Tulips - Jacobean treasure and modern delight
Tulips were once an exotic species of plant that became almost a British obsession. First the Turks, then Europeans - including the British - admired these flowers, and the passion for them was even responsible for a financial crash in the 1600s.
In the wild in Asia, the small, often bright red original blooms which grow from bulbs, were a potent emblem for nomadic people and a welcome sign of spring. Almost half of the 120 known tulip species are native to central Asia, where they thrive in the extremes of baking hot summers and harsh, cold winters.
By the 14th century, tulips were being transported from Central Asia to the palace gardens of Ottoman sultans where they were highly prized. It is likely that ambassadors and envoys from the West first encountered them there. The name 'tulip' comes from the Latin word for turban.
Westerners began to covet these exotic flowers, and tulips were first brought to the Netherlands, and then from there exported to Britain. What has been called 'Tulipomania' occurred in the 1630s, when wealthy aristocrats would pay vast sums to be able to display these sought-after blooms in the grounds of their stately homes. A buying and selling frenzy took place until prices crashed in 1637.
Tulips rose to prominence again in the 19th century, when they were used in parterre bedding schemes to produce spectacular spring displays. The bulbs remain a popular choice in gardens great and small, and several gardens open to the public put on spectacular tulip displays in late spring, including Pashley Manor Gardens in East Sussex, which has an annual tulip festival.

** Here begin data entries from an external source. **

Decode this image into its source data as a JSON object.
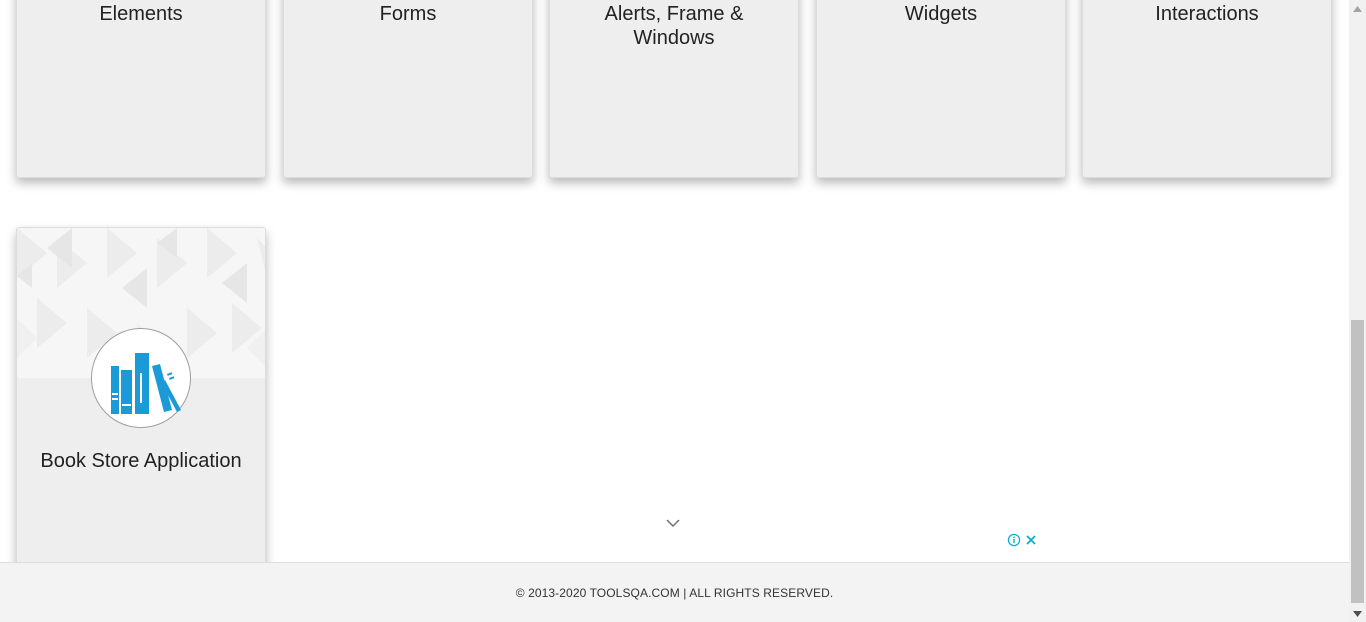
{
  "categories": [
    {
      "label": "Elements"
    },
    {
      "label": "Forms"
    },
    {
      "label": "Alerts, Frame & Windows"
    },
    {
      "label": "Widgets"
    },
    {
      "label": "Interactions"
    }
  ],
  "book_store": {
    "label": "Book Store Application",
    "icon": "bookshelf-icon"
  },
  "ad": {
    "info_icon": "info-icon",
    "close_icon": "close-icon",
    "expand_icon": "chevron-down-icon"
  },
  "footer": {
    "copyright": "© 2013-2020 TOOLSQA.COM | ALL RIGHTS RESERVED."
  },
  "colors": {
    "card_bg": "#eeeeee",
    "accent_blue": "#1b9ad8",
    "ad_teal": "#00aecd",
    "footer_bg": "#f3f3f3"
  }
}
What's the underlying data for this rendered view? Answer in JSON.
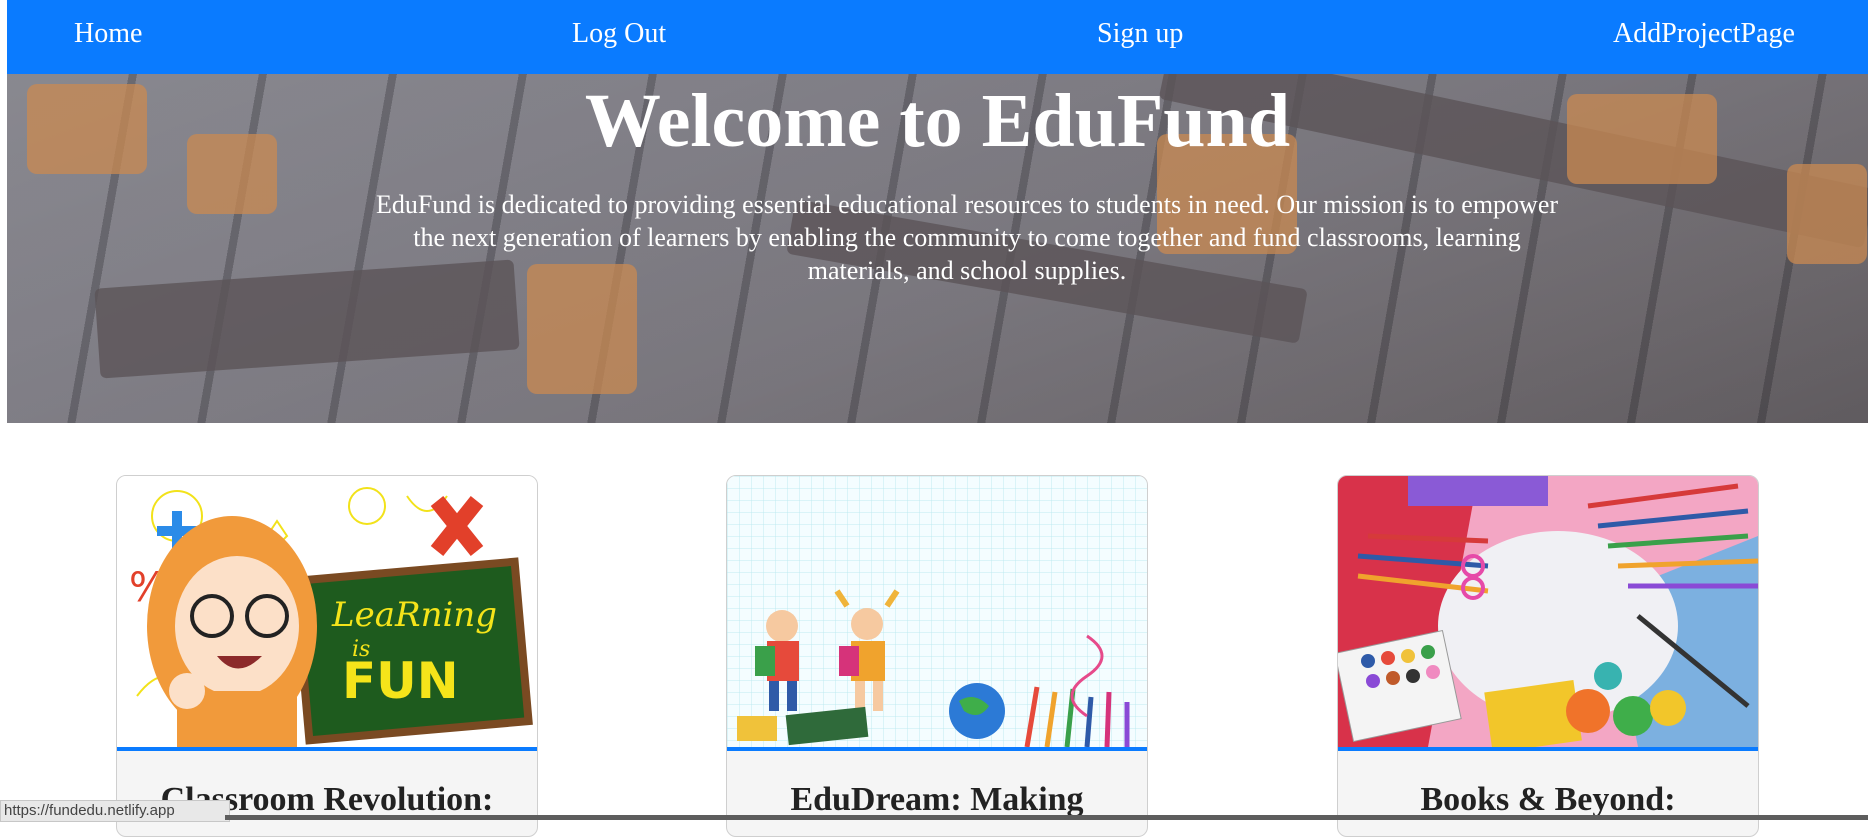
{
  "nav": {
    "home": "Home",
    "logout": "Log Out",
    "signup": "Sign up",
    "add_project": "AddProjectPage"
  },
  "hero": {
    "title": "Welcome to EduFund",
    "description": "EduFund is dedicated to providing essential educational resources to students in need. Our mission is to empower the next generation of learners by enabling the community to come together and fund classrooms, learning materials, and school supplies."
  },
  "cards": [
    {
      "title": "Classroom Revolution:",
      "image": "learning-is-fun-illustration",
      "image_text_1": "LeaRning",
      "image_text_2": "is",
      "image_text_3": "FUN"
    },
    {
      "title": "EduDream: Making",
      "image": "kids-with-backpacks-illustration"
    },
    {
      "title": "Books & Beyond:",
      "image": "art-supplies-photo"
    }
  ],
  "status_bar": {
    "url": "https://fundedu.netlify.app"
  },
  "colors": {
    "nav": "#0a7bff",
    "accent_bar": "#0a7bff"
  }
}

They have been cultivated for sale as cut flowers in the UK in a number of areas, including the Fens around Spalding. Known as The Heart of the Fens, Spalding has been long famous as a centre of the bulb industry. It has had close links with the Netherlands (origin of the Geest family, who were former major local employers). The annual Tulip Parade took place on the first Saturday in May, from 1959 and was a major tourist attraction, but ended in 2013.